La Divina Comedia y el género de la ciencia ficción


Grabado de Gustavo Doré. Virgilio y Dante son transportados en la espalda de Geryon.

Una de las discusiones habituales en torno a la ciencia ficción es la de cuál es su seña característica. La aparición de la palabra ciencia es objeto de diferentes polémicas, pues hay quienes consideran que la inclusión de este término implica que debe de haber un papel destacado de los conceptos científicos en las tramas, mientras que otros lo consideran como una limitación, y también los hay alérgicos a todo lo que suene a ciencia. Mi opinión es que lo que distingue a la ciencia ficción de otros géneros literarios en general, y específicamente de otros géneros fantásticos hermanos, no es tanto la presencia de la ciencia, como la adopción de la visión científica del mundo.

De este modo la ciencia ficción trata sobre ficciones verosímiles desde el punto de vista de la visión científica del mundo, o bien lo adopta como base ontoepistemológica del universo narrativo, o incluso trata de refutarla o criticarla empleando sus propias herramientas conceptuales. Si adoptamos este punto de vista las consecuencias a la hora de clasificar obras como de ciencia ficción son importantes. Por una parte es difícil hablar incluso de genuinos antecedentes antes del siglo XIX, y desde luego el primer gran autor de referencia a considerar sería H. G. Wells. Aunque en esto podemos no ser estrictos y examinar tanto los antecedentes como la ciencia ficción actual con algo de manga ancha respecto a este criterio.

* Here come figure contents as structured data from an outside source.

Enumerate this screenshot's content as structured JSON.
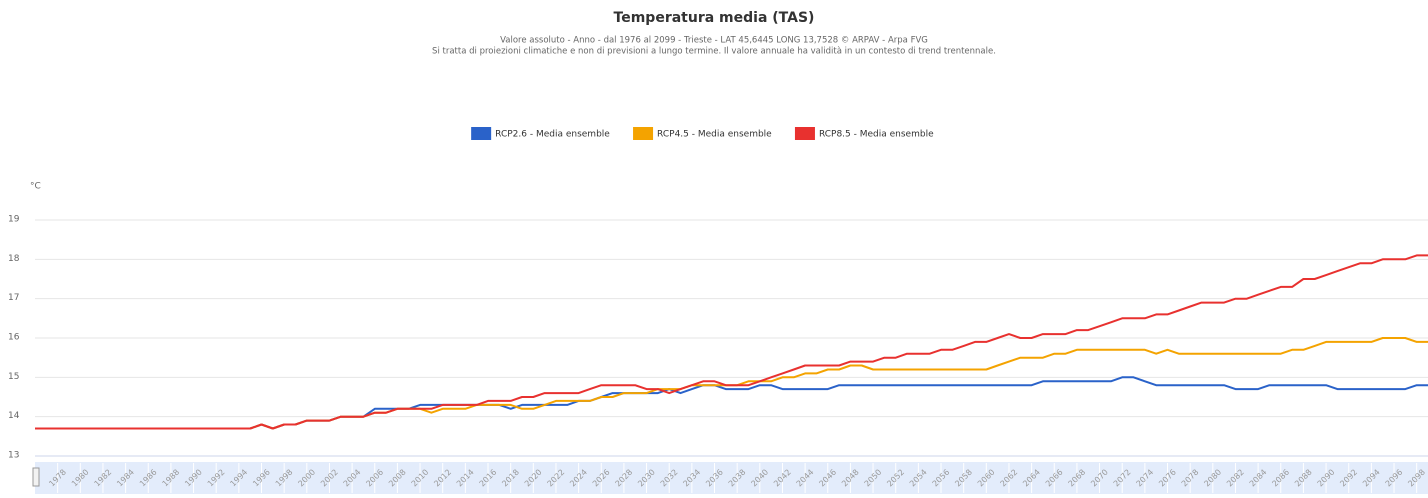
{
  "chart_data": {
    "type": "line",
    "title": "Temperatura media (TAS)",
    "subtitle": [
      "Valore assoluto  -  Anno  -  dal 1976 al 2099 - Trieste - LAT 45,6445 LONG 13,7528    © ARPAV - Arpa FVG",
      "Si tratta di proiezioni climatiche e non di previsioni a lungo termine. Il valore annuale ha validità in un contesto di trend trentennale."
    ],
    "y_label": "°C",
    "x": [
      1976,
      1977,
      1978,
      1979,
      1980,
      1981,
      1982,
      1983,
      1984,
      1985,
      1986,
      1987,
      1988,
      1989,
      1990,
      1991,
      1992,
      1993,
      1994,
      1995,
      1996,
      1997,
      1998,
      1999,
      2000,
      2001,
      2002,
      2003,
      2004,
      2005,
      2006,
      2007,
      2008,
      2009,
      2010,
      2011,
      2012,
      2013,
      2014,
      2015,
      2016,
      2017,
      2018,
      2019,
      2020,
      2021,
      2022,
      2023,
      2024,
      2025,
      2026,
      2027,
      2028,
      2029,
      2030,
      2031,
      2032,
      2033,
      2034,
      2035,
      2036,
      2037,
      2038,
      2039,
      2040,
      2041,
      2042,
      2043,
      2044,
      2045,
      2046,
      2047,
      2048,
      2049,
      2050,
      2051,
      2052,
      2053,
      2054,
      2055,
      2056,
      2057,
      2058,
      2059,
      2060,
      2061,
      2062,
      2063,
      2064,
      2065,
      2066,
      2067,
      2068,
      2069,
      2070,
      2071,
      2072,
      2073,
      2074,
      2075,
      2076,
      2077,
      2078,
      2079,
      2080,
      2081,
      2082,
      2083,
      2084,
      2085,
      2086,
      2087,
      2088,
      2089,
      2090,
      2091,
      2092,
      2093,
      2094,
      2095,
      2096,
      2097,
      2098,
      2099
    ],
    "series": [
      {
        "name": "RCP2.6 - Media ensemble",
        "color": "#2a62c9",
        "values": [
          13.7,
          13.7,
          13.7,
          13.7,
          13.7,
          13.7,
          13.7,
          13.7,
          13.7,
          13.7,
          13.7,
          13.7,
          13.7,
          13.7,
          13.7,
          13.7,
          13.7,
          13.7,
          13.7,
          13.7,
          13.8,
          13.7,
          13.8,
          13.8,
          13.9,
          13.9,
          13.9,
          14.0,
          14.0,
          14.0,
          14.2,
          14.2,
          14.2,
          14.2,
          14.3,
          14.3,
          14.3,
          14.3,
          14.3,
          14.3,
          14.3,
          14.3,
          14.2,
          14.3,
          14.3,
          14.3,
          14.3,
          14.3,
          14.4,
          14.4,
          14.5,
          14.6,
          14.6,
          14.6,
          14.6,
          14.6,
          14.7,
          14.6,
          14.7,
          14.8,
          14.8,
          14.7,
          14.7,
          14.7,
          14.8,
          14.8,
          14.7,
          14.7,
          14.7,
          14.7,
          14.7,
          14.8,
          14.8,
          14.8,
          14.8,
          14.8,
          14.8,
          14.8,
          14.8,
          14.8,
          14.8,
          14.8,
          14.8,
          14.8,
          14.8,
          14.8,
          14.8,
          14.8,
          14.8,
          14.9,
          14.9,
          14.9,
          14.9,
          14.9,
          14.9,
          14.9,
          15.0,
          15.0,
          14.9,
          14.8,
          14.8,
          14.8,
          14.8,
          14.8,
          14.8,
          14.8,
          14.7,
          14.7,
          14.7,
          14.8,
          14.8,
          14.8,
          14.8,
          14.8,
          14.8,
          14.7,
          14.7,
          14.7,
          14.7,
          14.7,
          14.7,
          14.7,
          14.8,
          14.8
        ]
      },
      {
        "name": "RCP4.5 - Media ensemble",
        "color": "#f4a300",
        "values": [
          13.7,
          13.7,
          13.7,
          13.7,
          13.7,
          13.7,
          13.7,
          13.7,
          13.7,
          13.7,
          13.7,
          13.7,
          13.7,
          13.7,
          13.7,
          13.7,
          13.7,
          13.7,
          13.7,
          13.7,
          13.8,
          13.7,
          13.8,
          13.8,
          13.9,
          13.9,
          13.9,
          14.0,
          14.0,
          14.0,
          14.1,
          14.1,
          14.2,
          14.2,
          14.2,
          14.1,
          14.2,
          14.2,
          14.2,
          14.3,
          14.3,
          14.3,
          14.3,
          14.2,
          14.2,
          14.3,
          14.4,
          14.4,
          14.4,
          14.4,
          14.5,
          14.5,
          14.6,
          14.6,
          14.6,
          14.7,
          14.7,
          14.7,
          14.8,
          14.8,
          14.8,
          14.8,
          14.8,
          14.9,
          14.9,
          14.9,
          15.0,
          15.0,
          15.1,
          15.1,
          15.2,
          15.2,
          15.3,
          15.3,
          15.2,
          15.2,
          15.2,
          15.2,
          15.2,
          15.2,
          15.2,
          15.2,
          15.2,
          15.2,
          15.2,
          15.3,
          15.4,
          15.5,
          15.5,
          15.5,
          15.6,
          15.6,
          15.7,
          15.7,
          15.7,
          15.7,
          15.7,
          15.7,
          15.7,
          15.6,
          15.7,
          15.6,
          15.6,
          15.6,
          15.6,
          15.6,
          15.6,
          15.6,
          15.6,
          15.6,
          15.6,
          15.7,
          15.7,
          15.8,
          15.9,
          15.9,
          15.9,
          15.9,
          15.9,
          16.0,
          16.0,
          16.0,
          15.9,
          15.9
        ]
      },
      {
        "name": "RCP8.5 - Media ensemble",
        "color": "#e8312f",
        "values": [
          13.7,
          13.7,
          13.7,
          13.7,
          13.7,
          13.7,
          13.7,
          13.7,
          13.7,
          13.7,
          13.7,
          13.7,
          13.7,
          13.7,
          13.7,
          13.7,
          13.7,
          13.7,
          13.7,
          13.7,
          13.8,
          13.7,
          13.8,
          13.8,
          13.9,
          13.9,
          13.9,
          14.0,
          14.0,
          14.0,
          14.1,
          14.1,
          14.2,
          14.2,
          14.2,
          14.2,
          14.3,
          14.3,
          14.3,
          14.3,
          14.4,
          14.4,
          14.4,
          14.5,
          14.5,
          14.6,
          14.6,
          14.6,
          14.6,
          14.7,
          14.8,
          14.8,
          14.8,
          14.8,
          14.7,
          14.7,
          14.6,
          14.7,
          14.8,
          14.9,
          14.9,
          14.8,
          14.8,
          14.8,
          14.9,
          15.0,
          15.1,
          15.2,
          15.3,
          15.3,
          15.3,
          15.3,
          15.4,
          15.4,
          15.4,
          15.5,
          15.5,
          15.6,
          15.6,
          15.6,
          15.7,
          15.7,
          15.8,
          15.9,
          15.9,
          16.0,
          16.1,
          16.0,
          16.0,
          16.1,
          16.1,
          16.1,
          16.2,
          16.2,
          16.3,
          16.4,
          16.5,
          16.5,
          16.5,
          16.6,
          16.6,
          16.7,
          16.8,
          16.9,
          16.9,
          16.9,
          17.0,
          17.0,
          17.1,
          17.2,
          17.3,
          17.3,
          17.5,
          17.5,
          17.6,
          17.7,
          17.8,
          17.9,
          17.9,
          18.0,
          18.0,
          18.0,
          18.1,
          18.1
        ]
      }
    ],
    "xlim": [
      1976,
      2099
    ],
    "xticks": [
      1978,
      1980,
      1982,
      1984,
      1986,
      1988,
      1990,
      1992,
      1994,
      1996,
      1998,
      2000,
      2002,
      2004,
      2006,
      2008,
      2010,
      2012,
      2014,
      2016,
      2018,
      2020,
      2022,
      2024,
      2026,
      2028,
      2030,
      2032,
      2034,
      2036,
      2038,
      2040,
      2042,
      2044,
      2046,
      2048,
      2050,
      2052,
      2054,
      2056,
      2058,
      2060,
      2062,
      2064,
      2066,
      2068,
      2070,
      2072,
      2074,
      2076,
      2078,
      2080,
      2082,
      2084,
      2086,
      2088,
      2090,
      2092,
      2094,
      2096,
      2098
    ],
    "ylim": [
      13,
      19
    ],
    "yticks": [
      13,
      14,
      15,
      16,
      17,
      18,
      19
    ],
    "grid": true,
    "legend": "top"
  }
}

Pero aquí se plantea un problema, lo que me lleva mencionar como caso de análisis, a uno de los más claros antecedentes de la ciencia ficción, al menos aparentemente: La Divina Comedia de Dante. Pues no sólo se trata de un poema ético y moral, sino que también es una obra de ciencia ficción hard medieval (si adoptamos el punto de vista simple e ingenuo de considerar la ciencia ficción como literatura con ciencia rigurosa). Sobre la abundancia y rigor de la ciencia medieval presente en la obra de Dante, y como algo más que un simple detalle, incluso formando parte importante de la cosmovisión sobre el mundo medieval, se escrito bastante, también en los ámbitos académicos. Cuando hablaba en este blog sobre los infiernos en la ciencia ficción ya comentaba el importante papel que tiene la astronomía ptolemaica en la historia, abundando los datos astronómicos en la historia.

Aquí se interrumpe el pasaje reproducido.